Peki öyleyse biz yaşadığımız trajedileri nasıl açıklayacağız- Tarihte ve bugün yaşanan acı hadiseleri, katliamları, kıyımları nasıl yorumlayacağız- Bakın biz, Müslümanlar olarak, kendi dinimizin doğuşunu, peygamberimizin hayatını okurken, son derece ibretlik bir hadiseye de şahit oluyoruz. 7. yüzyılın başlarında İslam dini Mekke'de yayılırken ilk Müslümanlar çok acımasız baskılara, işkencelere, zulümlere maruz kaldılar. İlk Müslümanlardan katledilenler oldu, evlerini, yavrularını, ailelerini bırakıp şehirlerini terk etmek zorunda kalanlar oldu. Bu zor durumda olanlardan bir grup, Peygamberimiz Hazreti Muhammed'e sıkıntılarını anlattıklarında, Hazreti Peygamber onlara şunu söylemiştir: 'Habeş ülkesinde, yanında hiç kimseye zulmedilmeyen bir hükümdar var. Ona gidin ve onun himayesine sığının ki, Allah size bu meselede ferahlık versin ve sıkıntınız için bir kurtuluş yolu hazırlasın.' Evet, çok ağır baskılara maruz kalan ilk Müslümanlar, zorlu bir yolculuğun ardından Habeşistan'a ulaşmış, Necaşi tarafından büyük bir memnuniyetle kabul edilmiş, kendilerine emniyetli şekilde sığınma verilmiştir. Dikkatinizi çekiyorum; Necaşi bir Hristiyandır. Müslümanlarla Hristiyanlar, Müslümanlarla Yahudiler, İslam dininin daha ilk yıllarında böyle ibret verici münasebetler tesis etmiştir."

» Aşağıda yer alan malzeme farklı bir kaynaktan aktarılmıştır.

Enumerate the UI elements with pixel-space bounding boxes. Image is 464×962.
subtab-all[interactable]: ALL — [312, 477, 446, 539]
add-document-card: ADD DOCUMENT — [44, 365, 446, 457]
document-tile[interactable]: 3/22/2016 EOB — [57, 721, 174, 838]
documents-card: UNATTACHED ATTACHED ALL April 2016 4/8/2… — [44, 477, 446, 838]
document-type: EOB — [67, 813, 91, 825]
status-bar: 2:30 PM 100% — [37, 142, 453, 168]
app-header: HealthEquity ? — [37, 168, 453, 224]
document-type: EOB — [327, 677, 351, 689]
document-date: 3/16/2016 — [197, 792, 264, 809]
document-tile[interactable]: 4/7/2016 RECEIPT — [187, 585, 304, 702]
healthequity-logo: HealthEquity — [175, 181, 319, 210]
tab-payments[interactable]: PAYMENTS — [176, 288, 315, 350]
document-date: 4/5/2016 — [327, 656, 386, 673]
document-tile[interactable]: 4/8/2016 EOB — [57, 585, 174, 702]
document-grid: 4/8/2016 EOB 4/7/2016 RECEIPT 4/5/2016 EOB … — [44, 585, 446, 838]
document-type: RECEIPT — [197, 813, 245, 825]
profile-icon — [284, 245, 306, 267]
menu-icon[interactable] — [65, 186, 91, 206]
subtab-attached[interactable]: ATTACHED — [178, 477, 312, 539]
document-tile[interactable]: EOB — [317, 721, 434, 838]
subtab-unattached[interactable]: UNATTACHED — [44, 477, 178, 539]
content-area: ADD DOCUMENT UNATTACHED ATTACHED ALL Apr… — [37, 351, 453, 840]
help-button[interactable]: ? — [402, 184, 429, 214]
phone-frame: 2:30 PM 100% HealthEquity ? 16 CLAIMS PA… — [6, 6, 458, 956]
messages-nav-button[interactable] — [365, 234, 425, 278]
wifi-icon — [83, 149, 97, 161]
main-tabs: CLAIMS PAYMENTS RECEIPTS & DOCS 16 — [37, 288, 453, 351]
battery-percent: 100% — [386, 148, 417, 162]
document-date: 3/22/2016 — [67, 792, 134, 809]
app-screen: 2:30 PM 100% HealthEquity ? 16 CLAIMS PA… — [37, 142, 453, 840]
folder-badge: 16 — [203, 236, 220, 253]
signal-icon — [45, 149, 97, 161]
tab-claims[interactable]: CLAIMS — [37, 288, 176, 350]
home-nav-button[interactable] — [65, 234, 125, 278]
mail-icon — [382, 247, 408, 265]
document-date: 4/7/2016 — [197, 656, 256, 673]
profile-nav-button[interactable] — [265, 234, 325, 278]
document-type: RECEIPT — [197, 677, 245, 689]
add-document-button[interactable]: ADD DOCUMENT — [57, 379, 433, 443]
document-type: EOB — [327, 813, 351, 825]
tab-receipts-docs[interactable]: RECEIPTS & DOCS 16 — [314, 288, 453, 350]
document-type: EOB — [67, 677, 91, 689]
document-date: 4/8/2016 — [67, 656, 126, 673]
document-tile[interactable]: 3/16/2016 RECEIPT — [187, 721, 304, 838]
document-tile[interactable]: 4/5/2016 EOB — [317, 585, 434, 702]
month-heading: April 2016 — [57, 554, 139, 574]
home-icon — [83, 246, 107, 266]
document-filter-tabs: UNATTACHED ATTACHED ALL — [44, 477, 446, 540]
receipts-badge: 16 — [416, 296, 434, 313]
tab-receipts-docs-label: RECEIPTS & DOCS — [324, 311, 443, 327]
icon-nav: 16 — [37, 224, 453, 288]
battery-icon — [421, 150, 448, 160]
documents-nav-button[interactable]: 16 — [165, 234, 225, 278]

-"Tarihte yaşanan acı hadiseleri değil, peygamberleri kendimize örnek almak zorundayız"-
Semavi dinlerin mensupları olarak kendilerine tarihi değil, dinlerin, inançların öz kaynaklarını referans almak zorunda olduklarını belirten Erdoğan, şöyle konuştu:
"Bizler tarihte yaşanan acı hadiseleri değil, peygamberleri kendimize örnek almak zorundayız. Dinler ve mezhepler tarihi acı olaylar, olumsuz hadiseler üzerinden okunabileceği gibi, işte biraz önce naklettiğim türde, olumlu hadiseler üzerinden de okunabilir. İslam tarihi içinde başta Kerbela hadisesi olmak üzere hepimizi derinden yaralayan acı hadiseleri elbette unutmayacağız. Ancak, Peygamberin mübarek torununun ve ailesinin katledildiği o meş'um hadiseyi, bir ayrılığın değil, kardeşliğin, birliğin, vahdetin bir referansı olarak görmek zorundayız. Kerbela'da meydana gelen, hepimizin bugün bile yüreklerini dağlayan o acı hadise, bütün Müslümanlar için, bütün mezhepler için bir ibret vesikası olmak zorundadır. Kerbela hadisesi üzerinden bölünmek, bu bölünmenin ardından da yeni ve çok daha fazla Kerbela hadisesi üretmek, inanın, en başta Hazreti Hüseyin ve Ehl-i Beyt'in ruhunu muazzep etmektedir."